My mother and father were selling the house they had owned since I was three years old, a house that though we had not always lived in it – moving in and out several times – had always defined us as a family. It was a part of us.
I remembered the house from when I was little and it was the very beginning. My mother spackled the walls of the kitchen and painted them white. Workmen sat around in a circle at the bottom of the hill and ate thick sandwiches of meat and cheese. There was glass in the dirt near the house.
It was an old house, my parents said, and my mother showed me how a road used to go right by the house, a road that was now just a grassy open passage, cutting through woods. The house – white clapboard – stood on a slope overlooking the new road. There was always something ragged about it, more rough-edged than the smooth suburban homes where other people lived.
By the time I finished high school and we had returned to the house for the last time, my father had refined some of the rough edges so that when you drew up to the front door now the house looked more luxurious than it actually was, a rose trellis leading to a two-car garage. He left the huge spreading maple from which my mother had hung a swing for me in the early years. By the end, the swing was long gone, but a path of white gravel led you to the front door.
And now they had to sell the house. I knew it was because my father could not pay his bills. He was declaring bankruptcy. I received the news as lightly as if he were mentioning that he was getting a tooth removed. We did not react to things. Feelings were embarrassing. We left each other’s inner worlds very much alone.
The house was within easy commuting distance from the city, easy to get on a train at Grand Central and get there in less than an hour.

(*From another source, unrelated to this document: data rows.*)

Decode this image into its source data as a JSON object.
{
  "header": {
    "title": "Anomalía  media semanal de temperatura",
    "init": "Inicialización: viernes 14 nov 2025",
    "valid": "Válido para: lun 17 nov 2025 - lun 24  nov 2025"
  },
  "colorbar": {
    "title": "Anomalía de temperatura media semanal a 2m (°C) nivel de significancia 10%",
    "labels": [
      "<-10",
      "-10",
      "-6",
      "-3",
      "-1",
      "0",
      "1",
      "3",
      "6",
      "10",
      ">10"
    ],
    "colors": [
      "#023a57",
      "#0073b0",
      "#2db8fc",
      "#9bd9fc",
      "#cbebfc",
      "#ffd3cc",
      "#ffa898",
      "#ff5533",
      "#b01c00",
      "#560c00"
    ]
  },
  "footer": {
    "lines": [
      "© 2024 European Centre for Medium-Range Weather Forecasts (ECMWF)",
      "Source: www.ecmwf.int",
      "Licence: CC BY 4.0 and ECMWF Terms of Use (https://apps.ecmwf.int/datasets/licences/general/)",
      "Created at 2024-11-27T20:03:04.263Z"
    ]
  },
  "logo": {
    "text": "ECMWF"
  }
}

I was glad to have a place to go to on a warm Spring weekend.
My sisters were at the house that weekend – Basil had come down from Boston, and Esther was still in high school, living at home. It was the first time in years that all five of us – two parents, three daughters – had been together, and here, in this house.

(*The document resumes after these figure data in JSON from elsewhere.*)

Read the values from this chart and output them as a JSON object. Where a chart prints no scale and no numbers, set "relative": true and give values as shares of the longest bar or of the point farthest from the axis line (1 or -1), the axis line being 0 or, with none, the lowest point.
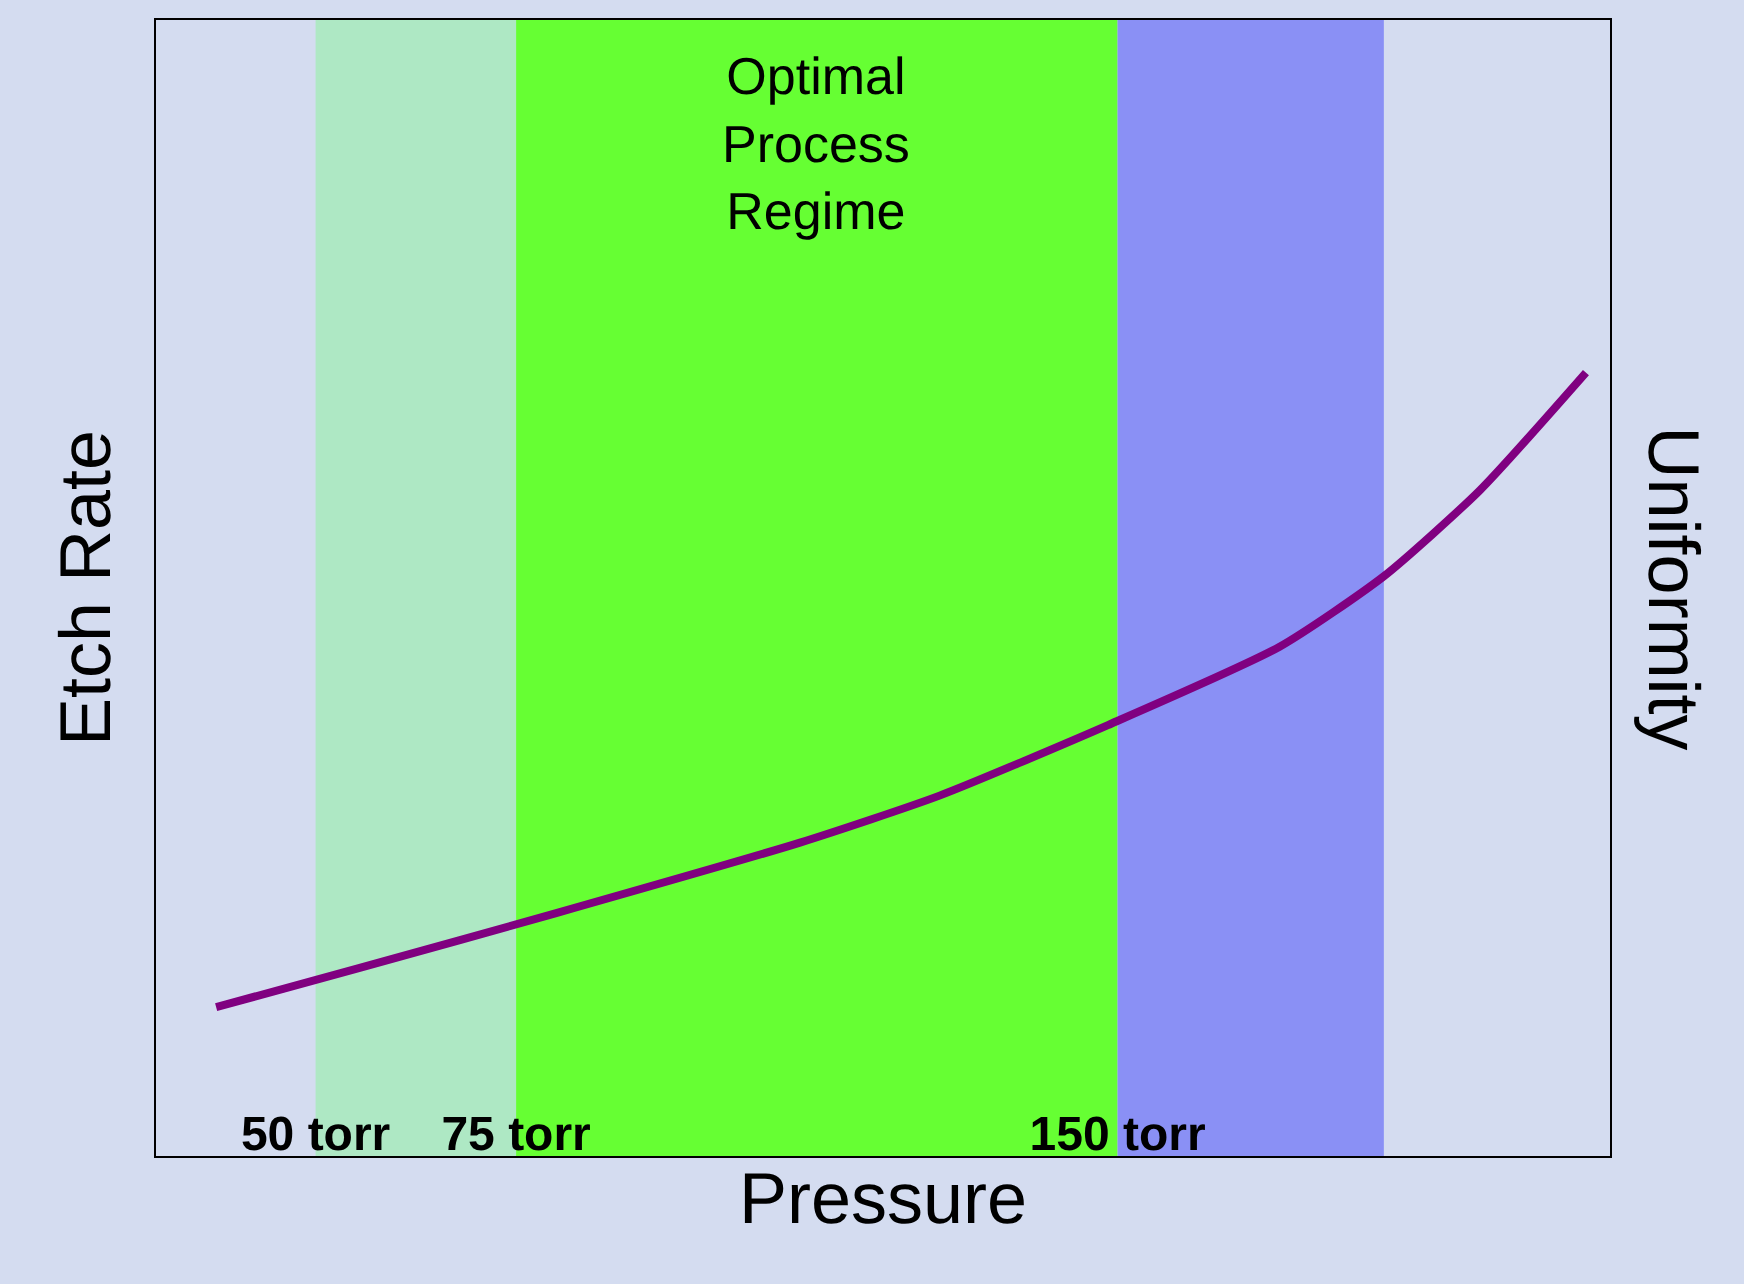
{
  "chart_data": {
    "type": "line",
    "relative": true,
    "xlabel": "Pressure",
    "ylabel": "Etch Rate",
    "y2label": "Uniformity",
    "x": [
      37.6,
      55.5,
      80.0,
      110.4,
      127.8,
      148.8,
      170.2,
      183.2,
      195.2,
      208.4
    ],
    "xlim": [
      30.1,
      211.4
    ],
    "xticks": [
      {
        "value": 50,
        "label": "50 torr"
      },
      {
        "value": 75,
        "label": "75 torr"
      },
      {
        "value": 150,
        "label": "150 torr"
      }
    ],
    "series": [
      {
        "color": "#800080",
        "values": [
          0.19,
          0.24,
          0.31,
          0.4,
          0.46,
          0.55,
          0.65,
          0.74,
          0.85,
          1.0
        ]
      }
    ],
    "bands": [
      {
        "axis": "x",
        "from": 50,
        "to": 75,
        "color": "#aee8c4"
      },
      {
        "axis": "x",
        "from": 75,
        "to": 150,
        "color": "#66ff33",
        "label": "Optimal Process Regime"
      },
      {
        "axis": "x",
        "from": 150,
        "to": 183.2,
        "color": "#8a90f5"
      }
    ],
    "grid": false,
    "marker": "none",
    "line_style": "solid"
  }
}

It was exhilaratingly summery. The dandelions were blooming. My sisters and I – all between 15 and 23 – played music loudly from the stereo inside, loud enough so that we could hear it outside on the grass.

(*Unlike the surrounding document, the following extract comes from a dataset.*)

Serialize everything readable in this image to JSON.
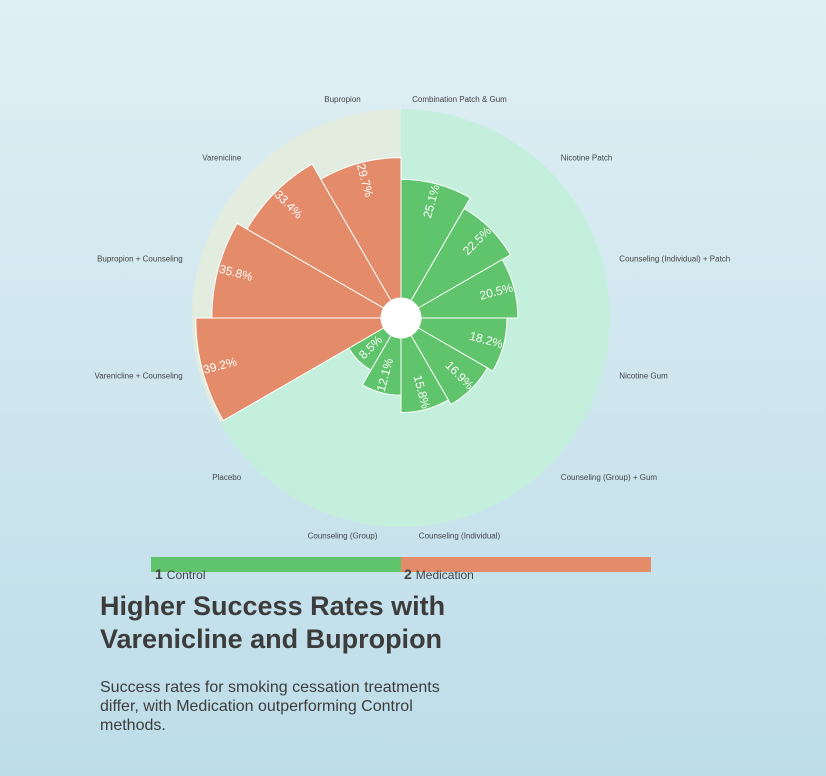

Our spread of grass was too irregularly shaped to be called a lawn. It sloped downhill and faded into woods on two sides. I remembered doing my first somersaults on this grass, demanding that my father watch as he passed by, pushing a weekend wheelbarrow. I remembered my mother and grandmother carrying the body of our German Shepherd, each of them holding two paws while his body dangled between, across the grass one morning to the hole they had dug. I remembered the blow-up wading pool on this grass and the game of red-light/green-light that a woman, the wife of a businessman who had come for dinner, generously played with us. The big lilac had always bloomed purple.
On this Saturday my sisters and I blasted reggae or Van Morrison and we danced, the three of us, on the grass. We had never done this when we all lived here. We had stayed alone in our rooms, reading, listening to radio privately.
But there was a new freedom that morning, a sense of power, and we danced almost as if we were taking over now. I felt it, a sense of flaunting – our beautiful flexible bodies that could do anything.
My mother prepared lunch in the kitchen. My father watched from a picnic table as he waited for the real estate agent who had said she would drop by. I put a dandelion behind my ear.